Data is rarely manipulated in Matlab using loops and addressing individual elements (because the Matlab interpreter/VM is rather slow), but rather through calls to block processing functions (which have been carefully written and optimized). This leads to a very idiosyncratic programming style in which repmat, reshape, find, fancy indexing et al. are used to do operations which would be much more naturally expressed through Java loops.

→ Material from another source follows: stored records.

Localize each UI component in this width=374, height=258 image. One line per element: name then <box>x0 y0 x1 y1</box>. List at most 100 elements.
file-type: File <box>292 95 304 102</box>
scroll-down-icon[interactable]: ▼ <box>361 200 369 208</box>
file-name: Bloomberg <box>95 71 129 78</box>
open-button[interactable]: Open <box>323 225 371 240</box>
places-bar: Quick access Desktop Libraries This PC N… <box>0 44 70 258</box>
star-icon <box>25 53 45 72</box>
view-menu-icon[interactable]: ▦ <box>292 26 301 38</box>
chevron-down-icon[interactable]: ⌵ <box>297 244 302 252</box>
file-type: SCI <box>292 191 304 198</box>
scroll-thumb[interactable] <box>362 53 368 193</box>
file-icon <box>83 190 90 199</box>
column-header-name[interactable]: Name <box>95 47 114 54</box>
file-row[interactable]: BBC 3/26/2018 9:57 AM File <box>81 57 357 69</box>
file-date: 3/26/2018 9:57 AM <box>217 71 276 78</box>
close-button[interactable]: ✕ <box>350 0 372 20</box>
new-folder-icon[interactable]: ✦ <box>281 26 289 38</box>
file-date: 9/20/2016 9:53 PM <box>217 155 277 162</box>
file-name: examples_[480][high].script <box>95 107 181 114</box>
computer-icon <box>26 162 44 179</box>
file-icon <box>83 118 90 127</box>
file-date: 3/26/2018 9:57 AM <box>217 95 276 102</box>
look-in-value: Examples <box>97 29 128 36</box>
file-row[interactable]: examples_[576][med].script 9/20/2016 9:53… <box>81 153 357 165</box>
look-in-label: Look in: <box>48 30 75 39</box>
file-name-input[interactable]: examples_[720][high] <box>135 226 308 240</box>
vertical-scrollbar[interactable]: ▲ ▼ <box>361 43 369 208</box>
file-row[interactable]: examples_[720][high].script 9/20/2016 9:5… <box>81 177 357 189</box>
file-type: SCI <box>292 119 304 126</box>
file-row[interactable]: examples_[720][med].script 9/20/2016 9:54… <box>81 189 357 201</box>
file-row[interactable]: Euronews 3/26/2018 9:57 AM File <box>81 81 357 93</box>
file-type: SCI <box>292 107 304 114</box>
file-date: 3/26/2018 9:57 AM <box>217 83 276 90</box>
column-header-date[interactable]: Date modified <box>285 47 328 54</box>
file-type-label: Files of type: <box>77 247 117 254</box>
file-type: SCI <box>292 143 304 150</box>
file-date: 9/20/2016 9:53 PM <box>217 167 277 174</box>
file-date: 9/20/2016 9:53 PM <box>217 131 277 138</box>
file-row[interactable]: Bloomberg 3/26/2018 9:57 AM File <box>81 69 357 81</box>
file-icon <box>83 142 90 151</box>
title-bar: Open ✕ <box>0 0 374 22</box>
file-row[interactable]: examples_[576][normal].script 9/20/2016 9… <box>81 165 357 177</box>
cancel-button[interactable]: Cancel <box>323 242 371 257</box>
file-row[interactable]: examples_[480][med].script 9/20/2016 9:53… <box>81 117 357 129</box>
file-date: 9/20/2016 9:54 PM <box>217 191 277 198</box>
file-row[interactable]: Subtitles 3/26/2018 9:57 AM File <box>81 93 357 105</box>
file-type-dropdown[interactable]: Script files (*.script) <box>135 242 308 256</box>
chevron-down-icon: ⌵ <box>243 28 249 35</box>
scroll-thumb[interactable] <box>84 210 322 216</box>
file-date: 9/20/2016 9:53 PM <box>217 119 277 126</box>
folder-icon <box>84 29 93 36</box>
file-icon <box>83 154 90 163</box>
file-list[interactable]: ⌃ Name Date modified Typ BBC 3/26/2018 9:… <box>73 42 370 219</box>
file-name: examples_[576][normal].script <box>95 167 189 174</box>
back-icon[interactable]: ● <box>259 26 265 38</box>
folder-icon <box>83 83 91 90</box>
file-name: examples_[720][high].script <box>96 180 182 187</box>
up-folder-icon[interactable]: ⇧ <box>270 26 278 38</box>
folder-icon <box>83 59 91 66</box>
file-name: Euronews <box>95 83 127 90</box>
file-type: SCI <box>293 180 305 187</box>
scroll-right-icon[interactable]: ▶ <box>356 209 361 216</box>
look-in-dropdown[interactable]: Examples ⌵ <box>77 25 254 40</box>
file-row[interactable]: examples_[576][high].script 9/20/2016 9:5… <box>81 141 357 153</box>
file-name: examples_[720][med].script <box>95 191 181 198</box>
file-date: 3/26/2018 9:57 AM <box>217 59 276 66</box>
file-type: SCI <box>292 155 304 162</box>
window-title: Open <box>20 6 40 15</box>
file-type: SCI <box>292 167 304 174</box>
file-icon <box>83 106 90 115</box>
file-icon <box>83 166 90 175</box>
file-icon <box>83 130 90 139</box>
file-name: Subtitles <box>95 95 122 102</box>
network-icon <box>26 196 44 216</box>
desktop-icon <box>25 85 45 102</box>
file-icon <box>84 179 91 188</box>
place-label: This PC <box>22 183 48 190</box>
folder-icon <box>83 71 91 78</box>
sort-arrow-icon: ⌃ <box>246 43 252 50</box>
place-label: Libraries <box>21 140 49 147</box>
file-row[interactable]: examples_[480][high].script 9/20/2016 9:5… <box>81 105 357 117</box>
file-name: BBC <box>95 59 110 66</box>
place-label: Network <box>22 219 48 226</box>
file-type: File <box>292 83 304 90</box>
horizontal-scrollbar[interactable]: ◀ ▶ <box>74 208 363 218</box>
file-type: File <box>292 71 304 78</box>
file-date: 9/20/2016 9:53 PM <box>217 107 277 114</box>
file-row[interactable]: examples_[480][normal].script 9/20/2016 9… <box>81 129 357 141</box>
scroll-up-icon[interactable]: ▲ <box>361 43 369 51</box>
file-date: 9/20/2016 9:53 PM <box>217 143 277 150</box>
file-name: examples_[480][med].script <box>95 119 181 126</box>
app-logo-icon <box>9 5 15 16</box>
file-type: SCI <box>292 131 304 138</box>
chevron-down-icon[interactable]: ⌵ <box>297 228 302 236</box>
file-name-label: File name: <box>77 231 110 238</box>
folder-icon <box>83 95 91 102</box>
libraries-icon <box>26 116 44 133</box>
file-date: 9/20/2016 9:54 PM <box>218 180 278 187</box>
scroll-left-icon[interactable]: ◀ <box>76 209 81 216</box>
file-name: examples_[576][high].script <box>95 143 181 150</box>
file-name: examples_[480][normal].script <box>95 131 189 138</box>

For example, to multiply each column of a matrix A by a vector v, you will write in matlab:
A = diag(v) * A
or
A = repmat(v', 1, size(A, 2)) .* A
This solution:
for i = 1:size(A, 2),
A(:, i) = A(:, i) .* v';
end;
is inefficient.
But it would be terribly foolish to try to do the same thing in Java and invoke a matrix product or to build a matrix with repeated copies of v. Instead, just do:
for (int i = 0; i < rows; i++) {
for (int j = 0; j < columns; j++) {
a[i][j] *= v[i]
}
}
I suggest you to try to understand what this matlab function is actually doing, instead of focusing on how it is doing it, and reimplement it from scratch in Java, forgetting all the matlab implementation except the specifications given in the comments. Half of the code you have written is useless, indeed. Actually, it seems to me that this function wouldn't be needed at all, and what it does could be efficiently integrated in the caller's code.